Title: The Open Mind Initiative: Large-scale Knowledge Acquisition From non-experts Via the Web

David G. Stork
stork@OpenMind.org
www.OpenMind.org

 

Abstract:
The Open Mind Initiative is a web-based collaborative framework for collecting large knowledge bases from non-expert contributors. Such knowledge bases are vital for a wide range of 'intelligent' software such as speech and handwriting recognizers, commonsense reasoners, and natural language understanding systems. This talk begins by examining several important trends that underly Open Mind:

 

the rise in open source software

the expansion of opportunities for less-skilled users to contribute knowledge

the increase in scientific collaboration over the internet

the growing need for large sets of 'informal' data from non-experts

 

Next we contrast the Open Mind approach with traditional data mining, and then describe ongoing projects collecting common sense, natural language and handwriting recognition knowledge bases. Our largest project, Open Mind common sense, has collected 750,000 simple assertions from over 12,000 non-expert contributors.  Two important considerations are speeding the collection of data (by interactive learning techniques) and ensuring data quality (by identifying and filtering unreliable or even 'hostile' contributions). We derive information-theoretic algorithms and perform simple simulations which justify our approach to these two problems.
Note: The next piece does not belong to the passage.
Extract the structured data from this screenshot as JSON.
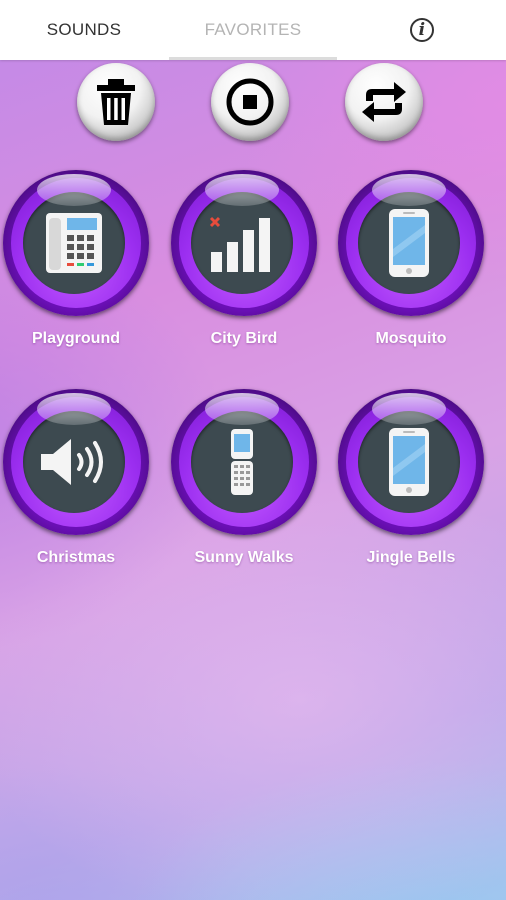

The talk concludes with a vision of future directions and opportunities.

[Including work by P. Singh, T. Chklovsky, C. Lam and N. Aron]
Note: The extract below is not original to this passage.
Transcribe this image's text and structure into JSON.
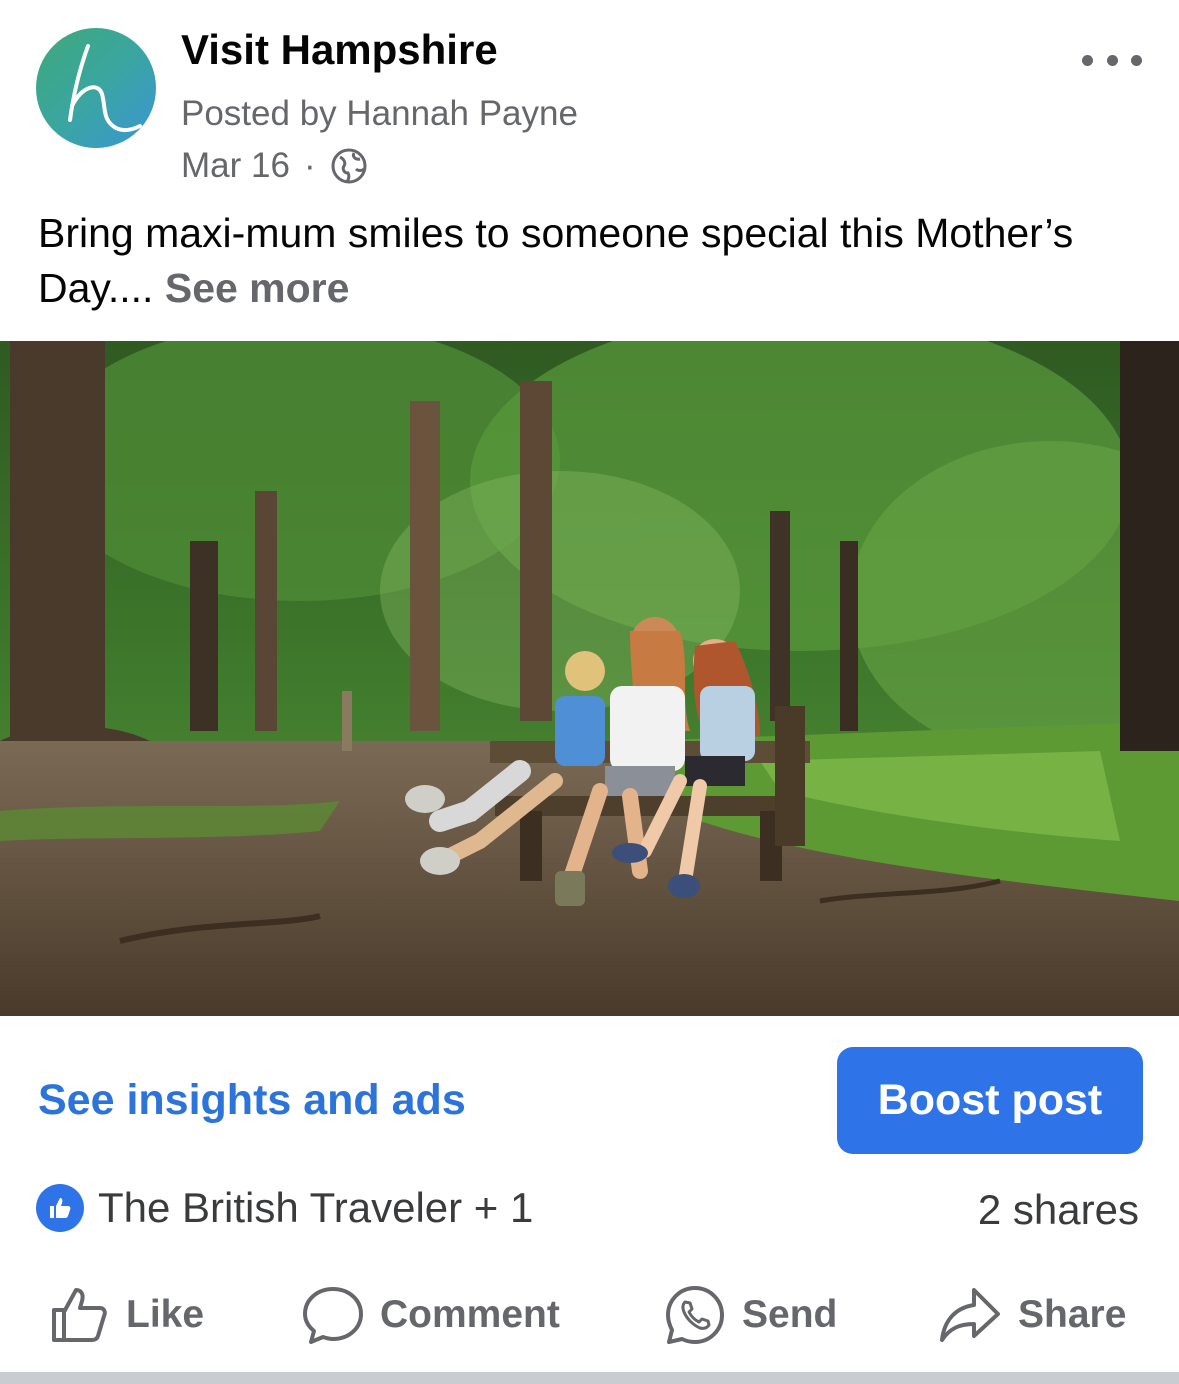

---------------------------------------------------------------------
David G. Stork is Chief Scientist of Ricoh Innovations as well as Consulting Professor of Electrical Engineering at
Stanford University. His primary interests lie in pattern recognition, machine learning, neural networks and novel uses of the internet; he is the creator and leader of the Open Mind Initiative. He sits on the editorial boards of four international journals and his five books include HAL's Legacy: 2001's computer as dream and reality (MIT Press) for general audiences and the second edition of Pattern Classification with R. Duda and P. Hart (Wiley).